Artikel 2. Hoogrisicobedrijfstakken

[Regeling vervallen per 03-04-2008]

  • 1 De minister kan, met inachtneming van de artikelen 3, 4 en 5, op aanvraag subsidie verstrekken voor de kosten van de voorbereiding, de implementatie en de evaluatie van convenanten die zijn gericht op de terugdringing van het aantal blootgestelde werknemers aan één of meer prioritaire arbeidsrisico’s en de vermindering van de WAO-instroom in de hoogrisicobedrijfstakken of onderdelen hiervan, indien tussen de gezamenlijke partijen bij een intentieverklaring of een convenant over het aanvragen van subsidie overeenstemming bestaat.

  • 2 Het eerste lid is van toepassing, naast één of meer prioritaire arbeidsrisico’s op grond waarvan een hoogrisicobedrijfstak is geselecteerd overeenkomstig bijlage 1 bij deze regeling, ten aanzien van een of meer andere (prioritaire) arbeidsrisico’s en op vroegtijdige reïntegratie van zieke werknemers gerichte maatregelen.

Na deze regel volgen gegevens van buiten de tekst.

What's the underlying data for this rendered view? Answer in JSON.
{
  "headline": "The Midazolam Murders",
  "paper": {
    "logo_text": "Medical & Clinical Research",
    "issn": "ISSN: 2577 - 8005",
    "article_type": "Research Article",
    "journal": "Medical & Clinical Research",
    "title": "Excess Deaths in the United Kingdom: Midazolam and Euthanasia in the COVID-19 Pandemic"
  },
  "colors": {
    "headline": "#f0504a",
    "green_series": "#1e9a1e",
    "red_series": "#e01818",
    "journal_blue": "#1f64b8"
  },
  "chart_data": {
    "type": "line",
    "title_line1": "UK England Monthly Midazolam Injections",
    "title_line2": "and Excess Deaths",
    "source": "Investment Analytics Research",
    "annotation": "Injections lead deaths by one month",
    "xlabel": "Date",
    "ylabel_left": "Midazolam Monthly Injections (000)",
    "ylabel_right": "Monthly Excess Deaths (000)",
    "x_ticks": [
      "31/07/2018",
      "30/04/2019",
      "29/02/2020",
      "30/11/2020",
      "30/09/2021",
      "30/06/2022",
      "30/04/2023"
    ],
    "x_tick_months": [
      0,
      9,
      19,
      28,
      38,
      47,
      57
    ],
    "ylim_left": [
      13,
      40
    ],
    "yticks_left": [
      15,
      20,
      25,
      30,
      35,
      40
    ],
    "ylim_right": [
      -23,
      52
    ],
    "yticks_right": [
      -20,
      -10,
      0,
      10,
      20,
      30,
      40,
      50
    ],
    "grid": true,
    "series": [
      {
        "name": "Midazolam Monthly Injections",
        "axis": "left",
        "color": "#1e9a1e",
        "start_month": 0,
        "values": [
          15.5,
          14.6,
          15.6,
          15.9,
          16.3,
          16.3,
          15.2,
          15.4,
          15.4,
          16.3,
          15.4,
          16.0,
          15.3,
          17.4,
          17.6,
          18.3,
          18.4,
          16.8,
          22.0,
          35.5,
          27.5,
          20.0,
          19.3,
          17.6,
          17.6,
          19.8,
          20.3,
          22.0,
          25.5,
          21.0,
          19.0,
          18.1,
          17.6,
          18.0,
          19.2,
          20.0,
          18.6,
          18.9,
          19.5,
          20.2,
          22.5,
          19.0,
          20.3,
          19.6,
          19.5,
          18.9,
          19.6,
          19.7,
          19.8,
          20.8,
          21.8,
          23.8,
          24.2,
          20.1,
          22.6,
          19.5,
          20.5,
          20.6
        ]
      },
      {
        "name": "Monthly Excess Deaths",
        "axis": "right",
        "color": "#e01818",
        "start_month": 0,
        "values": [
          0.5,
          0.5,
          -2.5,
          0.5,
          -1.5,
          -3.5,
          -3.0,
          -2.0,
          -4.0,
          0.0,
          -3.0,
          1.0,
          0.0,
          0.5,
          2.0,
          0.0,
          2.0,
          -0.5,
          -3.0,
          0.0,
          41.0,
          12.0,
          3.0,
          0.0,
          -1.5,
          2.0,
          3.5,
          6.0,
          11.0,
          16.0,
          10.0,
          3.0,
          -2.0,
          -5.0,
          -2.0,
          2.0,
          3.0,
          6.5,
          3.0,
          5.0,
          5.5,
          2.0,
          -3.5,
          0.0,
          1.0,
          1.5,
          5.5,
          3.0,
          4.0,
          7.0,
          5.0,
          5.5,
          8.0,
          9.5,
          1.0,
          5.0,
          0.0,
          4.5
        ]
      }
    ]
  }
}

  • 3 Het eerste en tweede lid zijn van overeenkomstige toepassing op andere bedrijfstakken of onderdelen hiervan, indien het (beoogde) convenant bijdraagt aan de realisering van beleidsdoelstellingen gericht op de terugdringing van het aantal blootgestelde werknemers aan prioritaire arbeidsrisico’s en op de vermindering van de WAO-instroom.

  • 4 Dit artikel is niet van toepassing op arboplusconvenanten.

Artikel 2a. Hoogverzuimbedrijfstakken

[Regeling vervallen per 03-04-2008]

  • 1 De minister kan, met inachtneming van de artikelen 3, 4 en 5, op aanvraag subsidie verstrekken voor de kosten van de voorbereiding, de implementatie en de evaluatie van arboplusconvenanten met hoogverzuimbedrijfstakken of onderdelen hiervan, indien tussen de gezamenlijke partijen bij een intentieverklaring of een arboplusconvenant over het aanvragen van subsidie overeenstemming bestaat.

  • 2 Het eerste lid is van overeenkomstige toepassing op andere bedrijfstakken of onderdelen hiervan indien het (beoogde) arboplusconvenant bijdraagt aan de realisering van beleidsdoelstellingen gericht op terugdringing van ziekteverzuim en daling van de WAO-instroom in het kader van de nota: ‘Tweede faseconvenanten’, gepubliceerd op de internetsites: www.arboconvenanten.szw.nl en www.arbo.nl.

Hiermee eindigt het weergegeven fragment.